Informatique Quantique et Blockchain
L’informatique quantique ne « casserait pas la blockchain », a déclaré le PDG de Coinbase, Brian Armstrong, mercredi. Il a qualifié cette préoccupation de « problème très solvable » et a souligné les travaux en cours avec des réseaux majeurs pour se préparer aux avancées futures.
Armstrong s’est exprimé auprès de CNBC lors du World Liberty Forum à Mar-a-Lago, aux côtés du sénateur Bernie Moreno (R-Ohio). Lorsque l’intervieweuse Sara Eisen a demandé : « Une chose que j’ai entendue est que l’informatique quantique va casser la blockchain. Est-ce vrai ? » Armstrong a répondu : « Non, ce n’est pas vrai. Je pense que c’est un problème très solvable. »
Il a ajouté que Coinbase a été « très proactif à ce sujet », notant que l’entreprise a constitué un conseil consultatif sur l’informatique quantique et est « en contact régulier avec les principales blockchains concernant un chemin pour passer à un monde de cryptographie post-quantique. » « Nous allons rester engagés là-dessus, et je pense que c’est très solvable, » a-t-il précisé.

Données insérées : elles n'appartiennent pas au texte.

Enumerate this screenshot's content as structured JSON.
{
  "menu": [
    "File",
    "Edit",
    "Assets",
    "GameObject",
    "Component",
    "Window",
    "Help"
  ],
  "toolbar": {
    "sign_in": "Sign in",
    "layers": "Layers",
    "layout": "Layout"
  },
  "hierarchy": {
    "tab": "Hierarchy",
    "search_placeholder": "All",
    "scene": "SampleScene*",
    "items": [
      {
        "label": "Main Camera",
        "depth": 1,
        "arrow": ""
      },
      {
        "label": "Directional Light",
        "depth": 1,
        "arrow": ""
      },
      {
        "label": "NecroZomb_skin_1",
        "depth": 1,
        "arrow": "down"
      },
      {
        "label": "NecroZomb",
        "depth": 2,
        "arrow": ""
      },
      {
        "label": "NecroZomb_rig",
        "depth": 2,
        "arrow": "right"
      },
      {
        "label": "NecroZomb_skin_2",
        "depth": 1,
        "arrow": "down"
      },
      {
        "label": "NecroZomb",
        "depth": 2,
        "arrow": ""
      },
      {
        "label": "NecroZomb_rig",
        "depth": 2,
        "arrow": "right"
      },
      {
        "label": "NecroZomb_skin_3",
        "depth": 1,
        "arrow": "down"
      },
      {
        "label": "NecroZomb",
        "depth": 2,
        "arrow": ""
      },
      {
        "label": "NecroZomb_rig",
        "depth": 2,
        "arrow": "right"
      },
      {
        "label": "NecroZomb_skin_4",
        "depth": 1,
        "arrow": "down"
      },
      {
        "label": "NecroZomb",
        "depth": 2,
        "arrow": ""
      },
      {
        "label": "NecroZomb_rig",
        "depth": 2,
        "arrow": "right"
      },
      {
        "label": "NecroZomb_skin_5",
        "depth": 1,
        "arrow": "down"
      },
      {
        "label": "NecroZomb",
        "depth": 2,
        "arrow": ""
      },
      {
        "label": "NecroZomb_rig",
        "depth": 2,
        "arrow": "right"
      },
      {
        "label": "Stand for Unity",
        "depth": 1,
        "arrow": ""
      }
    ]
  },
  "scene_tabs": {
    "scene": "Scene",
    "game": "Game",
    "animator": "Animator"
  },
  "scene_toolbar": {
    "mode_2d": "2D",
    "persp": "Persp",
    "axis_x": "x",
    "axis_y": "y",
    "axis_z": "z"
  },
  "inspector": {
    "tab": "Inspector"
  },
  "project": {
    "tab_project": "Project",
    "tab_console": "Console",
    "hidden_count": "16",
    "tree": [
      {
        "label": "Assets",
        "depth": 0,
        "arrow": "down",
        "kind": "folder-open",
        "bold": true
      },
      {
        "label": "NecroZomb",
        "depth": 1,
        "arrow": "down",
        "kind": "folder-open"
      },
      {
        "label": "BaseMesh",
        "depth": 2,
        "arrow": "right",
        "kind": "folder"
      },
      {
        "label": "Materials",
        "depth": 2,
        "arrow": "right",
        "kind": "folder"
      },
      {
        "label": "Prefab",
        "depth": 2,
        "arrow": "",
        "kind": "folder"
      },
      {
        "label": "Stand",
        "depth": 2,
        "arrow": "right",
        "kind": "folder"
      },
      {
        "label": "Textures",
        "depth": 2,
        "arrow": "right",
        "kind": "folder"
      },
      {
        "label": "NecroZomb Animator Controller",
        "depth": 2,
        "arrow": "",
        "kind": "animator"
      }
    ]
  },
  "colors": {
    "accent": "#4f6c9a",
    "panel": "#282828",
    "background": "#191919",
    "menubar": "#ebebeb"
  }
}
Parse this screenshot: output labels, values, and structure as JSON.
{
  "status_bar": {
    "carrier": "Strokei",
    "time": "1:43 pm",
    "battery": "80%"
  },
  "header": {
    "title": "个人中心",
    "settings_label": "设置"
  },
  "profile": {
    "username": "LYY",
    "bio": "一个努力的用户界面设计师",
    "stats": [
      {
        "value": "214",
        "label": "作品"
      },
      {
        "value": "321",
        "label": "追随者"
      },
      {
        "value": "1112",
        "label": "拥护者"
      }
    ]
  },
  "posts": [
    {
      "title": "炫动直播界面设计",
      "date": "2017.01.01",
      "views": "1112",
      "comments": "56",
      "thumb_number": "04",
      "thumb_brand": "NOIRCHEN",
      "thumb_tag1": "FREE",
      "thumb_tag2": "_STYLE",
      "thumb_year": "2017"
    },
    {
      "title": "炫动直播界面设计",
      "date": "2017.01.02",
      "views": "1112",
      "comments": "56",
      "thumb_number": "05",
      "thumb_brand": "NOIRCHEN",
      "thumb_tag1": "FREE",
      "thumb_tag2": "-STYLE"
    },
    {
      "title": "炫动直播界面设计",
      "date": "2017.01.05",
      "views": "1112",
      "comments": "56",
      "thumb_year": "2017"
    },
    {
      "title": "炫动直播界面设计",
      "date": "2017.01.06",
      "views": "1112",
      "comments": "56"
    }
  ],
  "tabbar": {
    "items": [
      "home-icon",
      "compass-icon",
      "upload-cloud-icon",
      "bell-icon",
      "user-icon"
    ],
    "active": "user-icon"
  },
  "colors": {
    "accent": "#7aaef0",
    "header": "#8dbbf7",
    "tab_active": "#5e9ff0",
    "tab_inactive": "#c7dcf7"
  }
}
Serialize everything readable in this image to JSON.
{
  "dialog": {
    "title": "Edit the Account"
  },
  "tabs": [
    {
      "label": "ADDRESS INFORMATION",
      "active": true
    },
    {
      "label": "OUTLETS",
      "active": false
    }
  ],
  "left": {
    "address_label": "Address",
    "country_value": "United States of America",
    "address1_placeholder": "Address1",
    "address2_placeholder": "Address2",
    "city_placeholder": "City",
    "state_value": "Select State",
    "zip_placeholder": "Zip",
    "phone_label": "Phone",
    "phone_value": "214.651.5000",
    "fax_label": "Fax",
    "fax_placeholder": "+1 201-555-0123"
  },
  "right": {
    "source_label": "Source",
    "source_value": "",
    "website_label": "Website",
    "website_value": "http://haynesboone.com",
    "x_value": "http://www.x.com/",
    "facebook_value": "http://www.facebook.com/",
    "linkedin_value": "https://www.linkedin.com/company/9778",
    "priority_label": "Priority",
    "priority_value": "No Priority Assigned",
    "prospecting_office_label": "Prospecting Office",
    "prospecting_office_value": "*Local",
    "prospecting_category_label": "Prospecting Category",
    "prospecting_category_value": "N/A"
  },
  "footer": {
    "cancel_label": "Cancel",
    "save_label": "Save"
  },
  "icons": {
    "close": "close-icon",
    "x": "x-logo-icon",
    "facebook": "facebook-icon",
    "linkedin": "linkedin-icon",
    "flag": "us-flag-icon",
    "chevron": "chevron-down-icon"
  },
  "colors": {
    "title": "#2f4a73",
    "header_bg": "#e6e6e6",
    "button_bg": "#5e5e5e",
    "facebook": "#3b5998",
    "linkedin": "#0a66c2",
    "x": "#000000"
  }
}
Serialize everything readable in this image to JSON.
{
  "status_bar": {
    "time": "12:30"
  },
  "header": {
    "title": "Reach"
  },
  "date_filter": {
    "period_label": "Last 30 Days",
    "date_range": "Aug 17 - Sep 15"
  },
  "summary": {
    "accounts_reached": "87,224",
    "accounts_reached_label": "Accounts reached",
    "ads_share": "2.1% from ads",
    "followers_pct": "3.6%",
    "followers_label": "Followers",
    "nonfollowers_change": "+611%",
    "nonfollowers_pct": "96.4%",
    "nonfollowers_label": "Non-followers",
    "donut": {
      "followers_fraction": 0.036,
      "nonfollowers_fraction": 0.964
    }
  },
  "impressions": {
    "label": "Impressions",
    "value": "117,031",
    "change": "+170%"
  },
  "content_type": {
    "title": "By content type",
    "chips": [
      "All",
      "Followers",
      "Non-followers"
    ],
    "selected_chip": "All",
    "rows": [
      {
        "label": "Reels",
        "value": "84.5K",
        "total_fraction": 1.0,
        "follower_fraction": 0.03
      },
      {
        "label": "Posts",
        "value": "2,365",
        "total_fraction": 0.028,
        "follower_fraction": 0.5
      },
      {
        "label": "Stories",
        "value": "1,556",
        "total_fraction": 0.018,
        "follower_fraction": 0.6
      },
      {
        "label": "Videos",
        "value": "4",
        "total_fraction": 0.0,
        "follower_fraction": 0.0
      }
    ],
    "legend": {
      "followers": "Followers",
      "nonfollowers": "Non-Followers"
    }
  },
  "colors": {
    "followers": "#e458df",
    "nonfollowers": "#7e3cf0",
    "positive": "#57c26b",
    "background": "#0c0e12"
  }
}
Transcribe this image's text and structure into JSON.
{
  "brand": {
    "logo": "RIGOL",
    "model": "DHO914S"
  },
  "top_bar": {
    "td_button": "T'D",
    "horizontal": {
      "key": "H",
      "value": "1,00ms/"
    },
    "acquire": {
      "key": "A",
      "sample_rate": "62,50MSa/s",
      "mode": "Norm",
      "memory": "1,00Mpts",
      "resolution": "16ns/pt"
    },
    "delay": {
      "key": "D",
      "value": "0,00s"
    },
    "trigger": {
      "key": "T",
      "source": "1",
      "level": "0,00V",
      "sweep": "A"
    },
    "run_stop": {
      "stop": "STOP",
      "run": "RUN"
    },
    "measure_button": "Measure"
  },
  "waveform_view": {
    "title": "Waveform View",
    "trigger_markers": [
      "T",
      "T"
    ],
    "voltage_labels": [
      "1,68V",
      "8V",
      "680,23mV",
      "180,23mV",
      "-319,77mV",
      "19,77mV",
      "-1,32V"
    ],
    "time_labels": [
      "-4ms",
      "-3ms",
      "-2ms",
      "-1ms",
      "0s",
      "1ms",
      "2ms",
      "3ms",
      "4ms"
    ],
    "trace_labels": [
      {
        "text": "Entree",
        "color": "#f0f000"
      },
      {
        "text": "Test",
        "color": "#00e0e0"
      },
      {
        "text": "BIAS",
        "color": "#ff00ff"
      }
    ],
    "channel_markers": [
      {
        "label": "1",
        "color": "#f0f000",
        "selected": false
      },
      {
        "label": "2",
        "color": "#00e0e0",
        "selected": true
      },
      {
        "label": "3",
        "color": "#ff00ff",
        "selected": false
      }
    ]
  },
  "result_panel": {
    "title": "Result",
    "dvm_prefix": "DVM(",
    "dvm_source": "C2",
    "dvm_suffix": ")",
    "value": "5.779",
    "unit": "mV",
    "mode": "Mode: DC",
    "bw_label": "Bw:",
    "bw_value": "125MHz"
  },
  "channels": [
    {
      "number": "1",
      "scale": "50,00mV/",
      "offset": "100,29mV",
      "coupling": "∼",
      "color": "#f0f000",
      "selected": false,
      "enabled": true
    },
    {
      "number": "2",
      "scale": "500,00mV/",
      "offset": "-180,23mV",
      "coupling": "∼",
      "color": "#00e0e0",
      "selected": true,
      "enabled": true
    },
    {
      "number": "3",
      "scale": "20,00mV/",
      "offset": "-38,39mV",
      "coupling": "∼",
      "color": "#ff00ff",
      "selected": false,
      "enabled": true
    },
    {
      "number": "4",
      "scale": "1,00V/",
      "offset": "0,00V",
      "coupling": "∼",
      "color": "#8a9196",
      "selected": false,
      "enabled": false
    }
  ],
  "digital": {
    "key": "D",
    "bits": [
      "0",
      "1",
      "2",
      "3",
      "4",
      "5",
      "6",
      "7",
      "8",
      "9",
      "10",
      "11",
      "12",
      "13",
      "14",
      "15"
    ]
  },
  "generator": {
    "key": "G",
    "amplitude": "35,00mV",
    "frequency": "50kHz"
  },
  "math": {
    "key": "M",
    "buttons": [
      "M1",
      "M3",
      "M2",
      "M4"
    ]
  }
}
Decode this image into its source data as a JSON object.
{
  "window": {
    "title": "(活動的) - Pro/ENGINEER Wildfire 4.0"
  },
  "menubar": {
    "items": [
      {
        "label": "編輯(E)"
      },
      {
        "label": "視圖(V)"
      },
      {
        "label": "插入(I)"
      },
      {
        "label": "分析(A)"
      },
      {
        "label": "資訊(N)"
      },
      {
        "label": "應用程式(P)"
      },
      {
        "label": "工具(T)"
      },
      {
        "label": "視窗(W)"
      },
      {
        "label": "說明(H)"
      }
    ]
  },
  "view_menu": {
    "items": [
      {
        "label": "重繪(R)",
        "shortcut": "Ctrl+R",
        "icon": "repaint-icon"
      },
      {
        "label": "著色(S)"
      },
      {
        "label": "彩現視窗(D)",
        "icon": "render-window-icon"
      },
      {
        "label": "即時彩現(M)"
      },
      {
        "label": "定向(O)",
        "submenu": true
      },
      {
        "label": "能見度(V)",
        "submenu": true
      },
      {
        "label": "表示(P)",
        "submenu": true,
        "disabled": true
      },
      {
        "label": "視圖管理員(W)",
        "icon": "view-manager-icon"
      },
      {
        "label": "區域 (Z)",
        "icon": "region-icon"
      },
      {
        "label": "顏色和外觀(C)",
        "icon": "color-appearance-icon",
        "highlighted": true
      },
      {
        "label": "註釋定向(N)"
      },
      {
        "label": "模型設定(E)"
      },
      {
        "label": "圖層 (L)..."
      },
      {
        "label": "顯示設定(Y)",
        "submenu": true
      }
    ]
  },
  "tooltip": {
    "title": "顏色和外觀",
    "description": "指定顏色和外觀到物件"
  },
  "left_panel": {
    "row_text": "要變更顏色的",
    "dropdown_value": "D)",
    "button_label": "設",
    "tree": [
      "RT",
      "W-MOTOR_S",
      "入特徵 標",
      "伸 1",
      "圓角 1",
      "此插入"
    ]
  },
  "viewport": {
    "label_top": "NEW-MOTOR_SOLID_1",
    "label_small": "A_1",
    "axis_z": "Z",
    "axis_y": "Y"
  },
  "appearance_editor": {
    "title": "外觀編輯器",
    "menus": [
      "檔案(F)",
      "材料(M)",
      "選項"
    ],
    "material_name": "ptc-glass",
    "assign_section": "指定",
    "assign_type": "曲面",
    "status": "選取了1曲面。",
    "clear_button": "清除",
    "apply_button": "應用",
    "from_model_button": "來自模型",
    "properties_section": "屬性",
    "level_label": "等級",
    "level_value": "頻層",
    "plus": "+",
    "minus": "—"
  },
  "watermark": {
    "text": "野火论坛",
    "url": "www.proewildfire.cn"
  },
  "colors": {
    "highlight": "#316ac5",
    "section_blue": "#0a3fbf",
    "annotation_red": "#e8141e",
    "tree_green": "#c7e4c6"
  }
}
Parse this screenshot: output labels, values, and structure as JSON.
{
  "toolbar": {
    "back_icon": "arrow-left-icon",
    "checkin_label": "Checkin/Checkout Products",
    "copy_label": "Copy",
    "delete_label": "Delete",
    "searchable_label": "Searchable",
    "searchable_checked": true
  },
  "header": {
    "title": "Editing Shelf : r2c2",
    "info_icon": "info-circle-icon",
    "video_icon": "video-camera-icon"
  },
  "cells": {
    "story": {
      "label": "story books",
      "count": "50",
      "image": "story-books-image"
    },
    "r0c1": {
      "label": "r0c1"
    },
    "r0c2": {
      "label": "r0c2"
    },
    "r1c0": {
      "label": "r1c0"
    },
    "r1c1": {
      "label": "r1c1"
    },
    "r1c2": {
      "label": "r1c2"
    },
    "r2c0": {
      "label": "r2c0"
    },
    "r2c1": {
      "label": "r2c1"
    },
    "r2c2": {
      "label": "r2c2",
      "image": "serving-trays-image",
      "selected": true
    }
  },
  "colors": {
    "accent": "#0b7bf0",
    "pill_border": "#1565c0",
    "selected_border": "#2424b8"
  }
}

Préparation de l’Industrie
Ces commentaires interviennent alors que l’informatique quantique passe d’un risque théorique lointain à une considération d’ingénierie à long terme pour les développeurs de blockchain. Bien que les machines quantiques actuelles soient encore loin d’être capables de casser la cryptographie à clé publique largement utilisée, les chercheurs ont averti que la transition des systèmes financiers mondiaux et des réseaux décentralisés vers de nouvelles normes pourrait prendre des années.
Le mois dernier, Coinbase a formalisé ses efforts en convoquant un conseil consultatif indépendant qui comprend des experts tels que le professeur de l’Université du Texas, Scott Aaronson, et le cryptographe de Stanford, Dan Boneh. Ce groupe devrait publier des recherches évaluant les risques liés à l’informatique quantique et esquisser des stratégies de migration.
« Le principal risque de l’informatique quantique pour Bitcoin est de casser les clés privées du chiffrement SHA-256, » a déclaré Pranav Agarwal, directeur indépendant chez Jetking Infotrain India. « Cependant, quand un modèle quantique suffisamment rapide et grand sera prêt reste encore à débattre, et il est beaucoup plus facile de mettre à jour le chiffrement, » a-t-il ajouté.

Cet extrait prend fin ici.